SAUDATTI, India (Reuter) - Frenzied worshippers gathered
near a south Indian temple Wednesday ready for the full moon
celebration of a Hindu goddess whose devotees include a cult
sentencing children to a life of prostitution.
Girls -- many under 10 years old -- chosen to become
Devadasis, meaning handmaidens of god, will be dedicated to the
goddess Yelamma in secret ceremonies before being brought to the
temple.
Thousands of pilgrims, most of whom have nothing to do with
the illegal cult, flocked to Saudatti, the town in Karnataka
state where the annual festival takes place.
Idols of the goddess, molded from mud, lined roads thick
with worshippers coming by foot, car, bus and bullock cart.
``We have been travelling for eight days to reach Saudatti,
but we will not marry our daughter to the goddess,'' Kamala, a
young mother aboard a bullock cart, told Reuters.
The goddess is a favorite deity among Dalits, low caste
Hindus, who seek her protection.
``I come here every year because I have faith in the goddess
and I'm not bothered about the Devadasi system,'' Avinash Kane,
a Bombay man, said.
Even prostitutes, who have every reason to rue a life dealt
them by the cult, harbor no bitterness toward Yelamma.

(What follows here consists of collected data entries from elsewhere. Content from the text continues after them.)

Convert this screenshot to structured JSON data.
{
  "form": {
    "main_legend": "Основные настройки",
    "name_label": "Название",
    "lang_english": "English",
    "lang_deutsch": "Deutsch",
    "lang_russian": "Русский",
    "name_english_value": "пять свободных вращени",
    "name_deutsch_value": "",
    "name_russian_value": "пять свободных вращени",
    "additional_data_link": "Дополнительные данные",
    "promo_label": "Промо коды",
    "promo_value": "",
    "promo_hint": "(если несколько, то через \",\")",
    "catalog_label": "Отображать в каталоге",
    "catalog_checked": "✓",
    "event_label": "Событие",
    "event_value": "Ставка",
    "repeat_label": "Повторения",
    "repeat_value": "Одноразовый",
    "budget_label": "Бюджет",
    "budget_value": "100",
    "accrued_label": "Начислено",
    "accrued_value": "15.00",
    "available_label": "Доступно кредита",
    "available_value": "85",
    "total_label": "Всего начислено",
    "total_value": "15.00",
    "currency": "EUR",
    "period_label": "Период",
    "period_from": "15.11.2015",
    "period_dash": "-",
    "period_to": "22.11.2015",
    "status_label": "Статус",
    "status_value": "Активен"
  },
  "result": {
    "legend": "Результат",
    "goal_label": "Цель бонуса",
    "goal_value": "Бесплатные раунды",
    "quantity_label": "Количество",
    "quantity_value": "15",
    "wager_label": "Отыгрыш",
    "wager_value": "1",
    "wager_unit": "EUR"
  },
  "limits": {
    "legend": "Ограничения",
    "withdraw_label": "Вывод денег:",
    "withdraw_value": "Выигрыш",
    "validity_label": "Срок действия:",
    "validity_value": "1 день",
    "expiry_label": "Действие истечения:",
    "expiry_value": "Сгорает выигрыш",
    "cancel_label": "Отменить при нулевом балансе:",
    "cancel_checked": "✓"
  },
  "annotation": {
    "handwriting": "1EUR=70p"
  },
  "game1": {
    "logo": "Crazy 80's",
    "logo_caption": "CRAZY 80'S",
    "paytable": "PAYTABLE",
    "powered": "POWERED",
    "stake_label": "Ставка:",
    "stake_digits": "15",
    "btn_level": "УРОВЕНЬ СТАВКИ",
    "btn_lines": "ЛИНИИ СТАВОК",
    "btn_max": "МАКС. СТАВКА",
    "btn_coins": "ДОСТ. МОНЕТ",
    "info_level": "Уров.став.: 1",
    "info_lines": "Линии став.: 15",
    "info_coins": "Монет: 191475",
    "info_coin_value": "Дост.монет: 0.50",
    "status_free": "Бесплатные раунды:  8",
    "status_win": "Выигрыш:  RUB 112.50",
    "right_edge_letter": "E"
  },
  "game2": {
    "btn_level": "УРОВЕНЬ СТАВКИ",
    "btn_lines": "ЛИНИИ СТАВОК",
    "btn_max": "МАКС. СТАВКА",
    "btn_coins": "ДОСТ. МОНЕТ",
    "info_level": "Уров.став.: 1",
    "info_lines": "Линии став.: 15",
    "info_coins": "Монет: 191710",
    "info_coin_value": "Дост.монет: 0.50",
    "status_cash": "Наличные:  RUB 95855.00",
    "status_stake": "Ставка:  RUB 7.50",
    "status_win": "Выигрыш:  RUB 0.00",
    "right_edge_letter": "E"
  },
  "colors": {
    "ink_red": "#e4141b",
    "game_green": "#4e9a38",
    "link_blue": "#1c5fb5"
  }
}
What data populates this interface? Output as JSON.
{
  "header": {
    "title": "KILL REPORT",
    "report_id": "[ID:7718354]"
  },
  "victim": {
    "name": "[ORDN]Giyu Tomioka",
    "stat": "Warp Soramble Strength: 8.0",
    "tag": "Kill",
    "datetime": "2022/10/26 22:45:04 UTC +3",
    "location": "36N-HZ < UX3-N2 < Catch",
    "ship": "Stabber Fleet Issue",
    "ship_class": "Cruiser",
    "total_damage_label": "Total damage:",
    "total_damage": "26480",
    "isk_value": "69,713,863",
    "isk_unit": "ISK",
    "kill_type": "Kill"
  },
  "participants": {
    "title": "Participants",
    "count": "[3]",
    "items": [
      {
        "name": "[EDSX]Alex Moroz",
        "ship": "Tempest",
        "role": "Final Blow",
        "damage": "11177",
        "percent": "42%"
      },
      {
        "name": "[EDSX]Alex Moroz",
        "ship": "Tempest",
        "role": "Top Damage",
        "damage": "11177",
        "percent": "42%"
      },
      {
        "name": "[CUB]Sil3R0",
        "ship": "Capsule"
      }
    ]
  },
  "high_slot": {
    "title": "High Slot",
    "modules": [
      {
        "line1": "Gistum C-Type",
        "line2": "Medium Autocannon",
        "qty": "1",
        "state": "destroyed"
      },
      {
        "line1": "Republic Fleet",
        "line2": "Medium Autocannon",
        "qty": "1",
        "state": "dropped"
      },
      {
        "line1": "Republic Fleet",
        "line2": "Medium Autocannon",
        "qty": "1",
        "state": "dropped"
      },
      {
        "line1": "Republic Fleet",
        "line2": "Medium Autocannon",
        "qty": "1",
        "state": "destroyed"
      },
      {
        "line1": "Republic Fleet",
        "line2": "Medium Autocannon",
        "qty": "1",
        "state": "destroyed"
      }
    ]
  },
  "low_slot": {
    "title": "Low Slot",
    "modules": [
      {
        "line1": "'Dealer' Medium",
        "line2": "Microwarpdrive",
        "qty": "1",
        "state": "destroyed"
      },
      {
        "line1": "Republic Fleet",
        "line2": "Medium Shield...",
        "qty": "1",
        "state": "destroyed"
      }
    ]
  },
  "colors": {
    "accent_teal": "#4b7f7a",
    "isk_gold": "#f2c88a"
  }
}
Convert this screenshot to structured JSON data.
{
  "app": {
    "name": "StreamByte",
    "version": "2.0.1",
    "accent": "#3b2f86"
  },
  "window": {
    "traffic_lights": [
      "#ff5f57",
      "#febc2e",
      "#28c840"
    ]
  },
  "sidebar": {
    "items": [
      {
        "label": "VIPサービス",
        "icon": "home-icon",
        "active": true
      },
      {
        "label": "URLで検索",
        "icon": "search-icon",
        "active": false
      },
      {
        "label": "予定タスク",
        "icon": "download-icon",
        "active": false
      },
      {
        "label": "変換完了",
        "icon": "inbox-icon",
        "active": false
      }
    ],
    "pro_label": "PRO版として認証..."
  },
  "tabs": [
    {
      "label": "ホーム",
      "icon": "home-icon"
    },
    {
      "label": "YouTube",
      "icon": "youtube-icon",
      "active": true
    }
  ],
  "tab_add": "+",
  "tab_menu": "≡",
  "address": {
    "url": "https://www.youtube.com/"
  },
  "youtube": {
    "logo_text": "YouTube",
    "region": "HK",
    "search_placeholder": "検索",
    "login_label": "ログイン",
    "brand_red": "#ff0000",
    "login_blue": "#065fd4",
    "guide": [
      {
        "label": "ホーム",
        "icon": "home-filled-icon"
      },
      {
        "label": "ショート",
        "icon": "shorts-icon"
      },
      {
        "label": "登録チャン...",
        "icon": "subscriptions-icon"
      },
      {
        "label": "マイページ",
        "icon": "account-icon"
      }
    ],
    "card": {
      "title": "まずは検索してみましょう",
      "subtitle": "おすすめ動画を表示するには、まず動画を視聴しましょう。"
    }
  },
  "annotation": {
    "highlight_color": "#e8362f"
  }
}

``I am going to Saudatti because it is the only place where
I can tell the goddess my sorrows and my joys,'' said
Chandrabai, a brothel keeper in Bombay's infamous Kamatipura
district.
Hordes of people, chanting and screaming, crowded around a
filthy pool where devotees of Yelamma, a manifestation of the
goddess Renuka, will bathe Thursday before making a three mile
uphill trek to the temple.
On the final leg of the pilgrimage, people with their faces
smeared with tumeric and bodies plastered with leaves walked and
crawled, while women possessed by the goddess rolled on the
ground in wild-eyed trances.
A feast Wednesday night will mark the start of celebrations
expected to last through Saturday.
Most of the girls brought into the Devadasi system will
return home, but once they reach puberty they will become human
cargo in the sex traffic in cities like Bombay, where sex can be
bought for less than the price of a bottle of beer.
Hunger, poverty and superstition are the root causes of a
practice which sees parents or relatives sell a daughter to a
pimp or brothel for $150 to $200.
The cult also entraps a handful of boys, known as Jogappas,
who are made to become transvestite prostitutes.
The centuries-old Devadasi system persists in secret after
being made illegal, but the campaign against it and the growing
fear of AIDS are showing results.
The privately funded Indian Health Organization (IHO) in
Bombay, which campaigns to stamp out the Devadasi cult,
estimates that around 1,000 girls are dedicated to the goddess
each year, compared with around 7,000 less than 10 years ago.